自分でも信じられないほどの力が出た。後ろでぎゃんっ、と獣の悲鳴がする。
狙い通り、二つ頭の犬が崩れ落ちるビール瓶の下敷きになったのだ。店主に心の中で何度も謝りながら、視界の端だけで戦果を確認して再び走り出す。
一瞬、気が緩んだ――それが悪かったのだろう。
足が縺れた。足首に酷い痛みが走って、もう声も出ない。
足首を痛めたのだ。

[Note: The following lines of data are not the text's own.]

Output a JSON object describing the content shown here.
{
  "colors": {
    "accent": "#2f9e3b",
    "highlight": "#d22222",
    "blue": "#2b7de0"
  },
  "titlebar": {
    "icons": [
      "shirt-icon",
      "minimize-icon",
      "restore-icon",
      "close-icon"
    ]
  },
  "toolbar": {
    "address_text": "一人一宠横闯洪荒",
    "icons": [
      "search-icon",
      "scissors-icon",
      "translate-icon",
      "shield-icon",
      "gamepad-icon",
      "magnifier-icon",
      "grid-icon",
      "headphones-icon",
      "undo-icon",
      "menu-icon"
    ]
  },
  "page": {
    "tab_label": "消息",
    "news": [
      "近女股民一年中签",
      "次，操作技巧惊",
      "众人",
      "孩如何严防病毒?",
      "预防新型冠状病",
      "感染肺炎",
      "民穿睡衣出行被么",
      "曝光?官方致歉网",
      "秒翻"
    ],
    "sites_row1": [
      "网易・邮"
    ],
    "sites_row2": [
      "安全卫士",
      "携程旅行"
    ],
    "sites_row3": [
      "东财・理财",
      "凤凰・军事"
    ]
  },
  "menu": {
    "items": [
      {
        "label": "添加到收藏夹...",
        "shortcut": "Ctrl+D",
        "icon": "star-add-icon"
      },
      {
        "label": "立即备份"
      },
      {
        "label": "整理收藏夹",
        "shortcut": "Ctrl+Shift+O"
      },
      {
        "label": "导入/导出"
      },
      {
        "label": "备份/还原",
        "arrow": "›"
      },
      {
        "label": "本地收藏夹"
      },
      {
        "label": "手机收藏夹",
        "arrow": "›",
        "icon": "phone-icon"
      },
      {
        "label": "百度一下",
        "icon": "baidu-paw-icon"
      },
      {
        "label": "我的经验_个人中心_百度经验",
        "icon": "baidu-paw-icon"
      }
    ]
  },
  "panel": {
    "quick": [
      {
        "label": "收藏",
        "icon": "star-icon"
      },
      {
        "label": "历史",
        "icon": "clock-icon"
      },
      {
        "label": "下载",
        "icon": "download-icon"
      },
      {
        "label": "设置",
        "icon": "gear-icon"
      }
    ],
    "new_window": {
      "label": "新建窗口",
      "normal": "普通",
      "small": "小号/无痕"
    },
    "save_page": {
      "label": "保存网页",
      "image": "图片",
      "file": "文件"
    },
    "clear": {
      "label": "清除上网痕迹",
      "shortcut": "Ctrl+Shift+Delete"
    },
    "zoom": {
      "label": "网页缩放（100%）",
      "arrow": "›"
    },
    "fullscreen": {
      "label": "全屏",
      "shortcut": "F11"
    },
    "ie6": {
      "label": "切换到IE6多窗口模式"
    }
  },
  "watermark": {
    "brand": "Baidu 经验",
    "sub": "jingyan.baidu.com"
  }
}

思わず身を屈めて、動きが止まる。
エリスがはっと顔を上げたのと、いきり立った犬が飛びかかってきたのはどちらが早かっただろう。
もう駄目だ、と思った。思わず眼を瞑る。
「――怪我をしたの、エリス?」
やはり柔らかな、状況を判っていなさそうな声と同時に。ざくっ、と鈍い音が聞こえた。獣が引きつった声を上げて、それを最後に沈黙する。
「……?」
エリスはそろりと、瞼を上げた。
眼の前で、男がきょとりとした顔をしている。その視線の先、見覚えのある男の姿を認めてエリスはほうと息を吐き出した。
「良い夜ですね、ロサ。鬼事をするには――」
犬の姿が跡形もなくなった影の中で、一人の男が佇んでいた。銀色の髪を月の光に靡かせている。
嘯くように言って、男は微笑んだ。